I forked Cygwin's main DLL (cygwin1.dll) to create "Cygnal": an drop-in alternative that provides more Windows-like behaviors in various areas. Programs built under Cygwin can be bundled with Cygnal. Then (for instance) they have path handling that is familiar to Windows users.
If you need your math to be correct, use Cygwin.
Access to Win32 APIs.
Static link and distribute to any windows user.
Better interoperability with Windows/cmd/powershell
I should rebase Cygnal to Cygwin 3.0.
As someone who has mostly used the MSVC environment on Windows, can you comment on how often Cygwin allows for a Linux port to compile and run with no source changes? I read a while back that the fork "emulation" is a performance hit. I wonder if Cygwin benefited from the WSL fork implementation [0]

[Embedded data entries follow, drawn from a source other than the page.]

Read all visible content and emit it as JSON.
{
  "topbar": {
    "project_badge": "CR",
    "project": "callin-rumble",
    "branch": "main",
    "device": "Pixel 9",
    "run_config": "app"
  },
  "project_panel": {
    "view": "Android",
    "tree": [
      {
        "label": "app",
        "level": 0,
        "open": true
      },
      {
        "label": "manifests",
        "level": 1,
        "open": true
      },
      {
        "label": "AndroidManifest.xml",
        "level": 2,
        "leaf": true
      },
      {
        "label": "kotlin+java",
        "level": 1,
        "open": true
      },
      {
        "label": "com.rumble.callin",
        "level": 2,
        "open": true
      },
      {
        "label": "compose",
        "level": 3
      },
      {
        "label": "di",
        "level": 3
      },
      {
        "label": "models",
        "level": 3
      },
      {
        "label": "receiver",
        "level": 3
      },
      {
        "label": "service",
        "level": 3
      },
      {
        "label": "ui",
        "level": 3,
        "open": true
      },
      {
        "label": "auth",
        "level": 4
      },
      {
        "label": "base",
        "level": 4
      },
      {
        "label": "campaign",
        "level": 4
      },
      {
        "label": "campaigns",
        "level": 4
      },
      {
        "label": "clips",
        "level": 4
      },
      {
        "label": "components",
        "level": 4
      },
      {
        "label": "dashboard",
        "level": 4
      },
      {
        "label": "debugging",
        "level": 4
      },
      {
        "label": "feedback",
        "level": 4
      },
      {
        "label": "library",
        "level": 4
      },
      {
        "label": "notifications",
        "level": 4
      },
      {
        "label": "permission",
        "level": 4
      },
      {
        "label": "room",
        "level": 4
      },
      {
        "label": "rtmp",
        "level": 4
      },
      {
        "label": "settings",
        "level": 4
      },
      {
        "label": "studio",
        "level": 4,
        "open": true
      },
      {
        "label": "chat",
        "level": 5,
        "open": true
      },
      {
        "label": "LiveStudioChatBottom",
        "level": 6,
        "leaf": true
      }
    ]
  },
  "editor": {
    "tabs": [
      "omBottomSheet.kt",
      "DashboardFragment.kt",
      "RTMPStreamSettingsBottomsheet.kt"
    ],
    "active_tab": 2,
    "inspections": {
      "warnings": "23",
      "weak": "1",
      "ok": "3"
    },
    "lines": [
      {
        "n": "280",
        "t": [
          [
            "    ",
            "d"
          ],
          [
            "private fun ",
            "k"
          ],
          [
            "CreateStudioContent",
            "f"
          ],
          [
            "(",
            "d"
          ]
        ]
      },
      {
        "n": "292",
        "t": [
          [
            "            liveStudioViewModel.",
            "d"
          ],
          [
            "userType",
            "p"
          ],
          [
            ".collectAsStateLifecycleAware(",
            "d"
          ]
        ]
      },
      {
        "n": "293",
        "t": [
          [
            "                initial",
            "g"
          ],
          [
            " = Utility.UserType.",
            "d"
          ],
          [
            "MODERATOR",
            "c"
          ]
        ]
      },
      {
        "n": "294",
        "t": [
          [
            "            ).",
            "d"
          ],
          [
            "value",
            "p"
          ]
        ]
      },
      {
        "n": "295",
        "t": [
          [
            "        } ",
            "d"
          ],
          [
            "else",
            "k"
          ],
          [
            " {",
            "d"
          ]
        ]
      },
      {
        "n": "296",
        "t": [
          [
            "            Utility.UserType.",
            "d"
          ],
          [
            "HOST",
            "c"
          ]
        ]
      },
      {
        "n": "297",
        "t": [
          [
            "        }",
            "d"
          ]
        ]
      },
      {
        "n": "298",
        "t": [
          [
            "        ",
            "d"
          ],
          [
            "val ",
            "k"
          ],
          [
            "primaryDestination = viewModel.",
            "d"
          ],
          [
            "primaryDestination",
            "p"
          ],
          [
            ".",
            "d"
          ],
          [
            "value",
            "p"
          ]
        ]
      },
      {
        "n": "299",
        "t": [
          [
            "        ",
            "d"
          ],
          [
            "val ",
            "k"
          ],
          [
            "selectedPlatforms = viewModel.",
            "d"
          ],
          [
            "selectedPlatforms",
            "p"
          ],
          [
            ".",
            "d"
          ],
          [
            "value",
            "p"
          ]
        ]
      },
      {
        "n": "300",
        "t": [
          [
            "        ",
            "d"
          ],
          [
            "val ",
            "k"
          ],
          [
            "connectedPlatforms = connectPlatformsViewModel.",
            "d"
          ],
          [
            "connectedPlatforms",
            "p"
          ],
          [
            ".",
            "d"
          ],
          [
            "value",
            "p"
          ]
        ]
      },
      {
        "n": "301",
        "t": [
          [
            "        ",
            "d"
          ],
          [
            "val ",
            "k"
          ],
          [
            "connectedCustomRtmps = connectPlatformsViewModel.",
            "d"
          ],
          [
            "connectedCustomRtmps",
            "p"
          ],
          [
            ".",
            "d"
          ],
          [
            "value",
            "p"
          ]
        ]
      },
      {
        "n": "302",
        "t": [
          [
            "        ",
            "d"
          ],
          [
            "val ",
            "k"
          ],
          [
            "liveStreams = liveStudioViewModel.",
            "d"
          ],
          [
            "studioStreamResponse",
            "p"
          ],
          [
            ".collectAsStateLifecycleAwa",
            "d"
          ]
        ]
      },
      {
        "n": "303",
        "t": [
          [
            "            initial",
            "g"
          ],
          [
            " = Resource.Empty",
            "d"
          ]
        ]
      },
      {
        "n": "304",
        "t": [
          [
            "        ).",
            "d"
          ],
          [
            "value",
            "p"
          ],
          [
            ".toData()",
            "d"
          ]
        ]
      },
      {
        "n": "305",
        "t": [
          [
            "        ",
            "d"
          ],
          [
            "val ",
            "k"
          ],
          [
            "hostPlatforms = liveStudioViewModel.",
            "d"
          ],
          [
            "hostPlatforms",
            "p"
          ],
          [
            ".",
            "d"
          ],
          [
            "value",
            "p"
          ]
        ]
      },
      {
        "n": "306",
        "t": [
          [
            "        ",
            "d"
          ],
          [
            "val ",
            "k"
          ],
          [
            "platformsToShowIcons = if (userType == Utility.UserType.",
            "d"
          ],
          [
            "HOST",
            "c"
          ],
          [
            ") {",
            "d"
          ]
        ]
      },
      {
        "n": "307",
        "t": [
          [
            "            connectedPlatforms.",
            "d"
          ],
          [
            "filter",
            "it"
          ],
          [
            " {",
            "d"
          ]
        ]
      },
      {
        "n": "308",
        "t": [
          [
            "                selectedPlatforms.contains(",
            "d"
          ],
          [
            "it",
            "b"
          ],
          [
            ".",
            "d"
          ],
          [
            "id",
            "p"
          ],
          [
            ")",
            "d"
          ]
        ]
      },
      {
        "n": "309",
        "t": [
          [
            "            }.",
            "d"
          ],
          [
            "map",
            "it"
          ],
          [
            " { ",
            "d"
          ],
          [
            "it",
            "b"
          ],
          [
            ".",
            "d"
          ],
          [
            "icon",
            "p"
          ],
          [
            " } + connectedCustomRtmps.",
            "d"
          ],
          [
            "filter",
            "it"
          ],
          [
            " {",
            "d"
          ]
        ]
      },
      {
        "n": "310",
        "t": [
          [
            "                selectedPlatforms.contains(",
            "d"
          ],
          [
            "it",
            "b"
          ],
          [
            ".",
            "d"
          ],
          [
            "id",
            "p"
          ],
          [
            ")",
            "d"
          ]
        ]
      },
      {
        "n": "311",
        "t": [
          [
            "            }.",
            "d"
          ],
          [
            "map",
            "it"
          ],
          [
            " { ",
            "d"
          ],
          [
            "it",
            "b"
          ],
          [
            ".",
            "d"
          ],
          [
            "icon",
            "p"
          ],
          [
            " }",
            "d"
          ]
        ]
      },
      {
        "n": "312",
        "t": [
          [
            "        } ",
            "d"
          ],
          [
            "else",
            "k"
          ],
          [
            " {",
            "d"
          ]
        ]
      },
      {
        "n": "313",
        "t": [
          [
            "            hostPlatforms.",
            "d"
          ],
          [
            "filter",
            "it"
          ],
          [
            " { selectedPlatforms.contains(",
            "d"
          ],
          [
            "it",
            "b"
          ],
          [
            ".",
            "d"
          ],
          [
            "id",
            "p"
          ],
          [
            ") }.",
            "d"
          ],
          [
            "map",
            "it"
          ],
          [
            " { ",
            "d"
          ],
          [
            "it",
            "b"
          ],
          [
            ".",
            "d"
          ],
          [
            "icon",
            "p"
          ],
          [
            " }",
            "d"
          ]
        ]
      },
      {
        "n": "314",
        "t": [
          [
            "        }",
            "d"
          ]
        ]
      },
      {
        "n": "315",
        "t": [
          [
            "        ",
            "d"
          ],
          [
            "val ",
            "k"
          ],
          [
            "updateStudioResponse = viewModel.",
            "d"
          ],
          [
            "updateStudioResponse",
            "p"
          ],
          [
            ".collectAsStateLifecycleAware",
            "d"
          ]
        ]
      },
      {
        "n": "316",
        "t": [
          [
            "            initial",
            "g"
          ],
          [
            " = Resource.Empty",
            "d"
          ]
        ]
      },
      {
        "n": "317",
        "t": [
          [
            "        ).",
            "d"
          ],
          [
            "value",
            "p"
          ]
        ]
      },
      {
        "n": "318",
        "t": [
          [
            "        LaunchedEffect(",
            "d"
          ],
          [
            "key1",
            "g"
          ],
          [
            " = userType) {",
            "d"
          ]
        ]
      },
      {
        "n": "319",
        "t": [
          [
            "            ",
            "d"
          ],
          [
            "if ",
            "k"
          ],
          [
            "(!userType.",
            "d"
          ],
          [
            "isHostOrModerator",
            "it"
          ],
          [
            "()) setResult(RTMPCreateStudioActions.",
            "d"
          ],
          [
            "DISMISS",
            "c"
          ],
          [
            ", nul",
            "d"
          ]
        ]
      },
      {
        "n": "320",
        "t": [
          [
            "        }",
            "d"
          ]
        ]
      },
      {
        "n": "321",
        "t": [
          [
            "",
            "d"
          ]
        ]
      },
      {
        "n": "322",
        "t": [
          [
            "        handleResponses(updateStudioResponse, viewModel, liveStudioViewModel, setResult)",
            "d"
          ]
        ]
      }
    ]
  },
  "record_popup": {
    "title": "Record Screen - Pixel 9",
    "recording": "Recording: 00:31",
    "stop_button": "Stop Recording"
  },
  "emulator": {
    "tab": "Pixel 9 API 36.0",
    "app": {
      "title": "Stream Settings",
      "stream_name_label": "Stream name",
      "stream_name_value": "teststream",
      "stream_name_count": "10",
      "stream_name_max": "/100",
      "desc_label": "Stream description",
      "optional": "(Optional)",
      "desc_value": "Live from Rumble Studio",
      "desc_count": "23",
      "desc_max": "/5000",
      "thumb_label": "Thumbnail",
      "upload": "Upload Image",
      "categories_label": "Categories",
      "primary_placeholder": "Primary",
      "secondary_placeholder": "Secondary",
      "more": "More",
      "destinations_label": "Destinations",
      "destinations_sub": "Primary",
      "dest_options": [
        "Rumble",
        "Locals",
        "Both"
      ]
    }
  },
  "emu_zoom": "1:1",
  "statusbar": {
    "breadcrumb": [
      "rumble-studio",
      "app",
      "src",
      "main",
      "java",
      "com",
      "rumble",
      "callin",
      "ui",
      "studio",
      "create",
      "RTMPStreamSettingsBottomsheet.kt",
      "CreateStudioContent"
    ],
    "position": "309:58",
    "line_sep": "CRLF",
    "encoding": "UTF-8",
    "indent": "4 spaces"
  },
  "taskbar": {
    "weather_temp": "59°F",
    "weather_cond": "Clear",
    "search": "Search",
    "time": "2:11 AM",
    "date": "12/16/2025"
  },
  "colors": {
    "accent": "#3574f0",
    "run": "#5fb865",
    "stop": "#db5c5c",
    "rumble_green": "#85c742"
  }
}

Programs that fork and immediately exec can be improved under Cygwin by using the spawn, family of system calls, like what I have here:
http://www.kylheku.com/cgit/txr/tree/stream.c
in this source file there is a version of the run function that uses _wspawnvp, support for which is detected in my ./configure script. Well, _wspawnlp, but they're in the same family:
printf "Checking for _wspawnlp ... "
cat > conftest.c <<!
#include "config.h"
#include <process.h>
#include <wchar.h>
int main(int argc, char **argv)
{
wchar_t *wargv[] = { L"foo", L"bar", 0 };
int r = _wspawnlp(_P_WAIT, L"foo", wargv);
return 0;
}
!
if conftest ; then
printf "yes\n"
printf "#define HAVE_WSPAWN 1\n" >> config.h
else
printf "no\n"
fi
The porting experience of Unix and Linux programs to Cygwin is pretty darn good. You can tell just from the large number of packages that are available under Cygwin.Even programs that use termios to put the TTY in raw mode and use ANSI escape sequences to control the screen work in Cygwin. Cygwin's I/O system contains a layer that translates ANSI codes to Win32 Console API calls. This works inside the Windows CMD.EXE console, not only the Cygwin terminall.
fork has its own implementation, cygwin is entirely unrelated to WSL (as before the Interix subsystem). It's extremely slow though. WSL or mingw are much faster. But mingw is a pain.
> This feature requires Windows 10 1803 or later and WSL installed!
Interesting, so is cygwin going to be based on WSL?
https://blogs.msdn.microsoft.com/wsl/2016/06/15/wsl-file-sys...
Remember putting all the usr binaries (cat,ls,sed,etc.) in the windows path and it was great!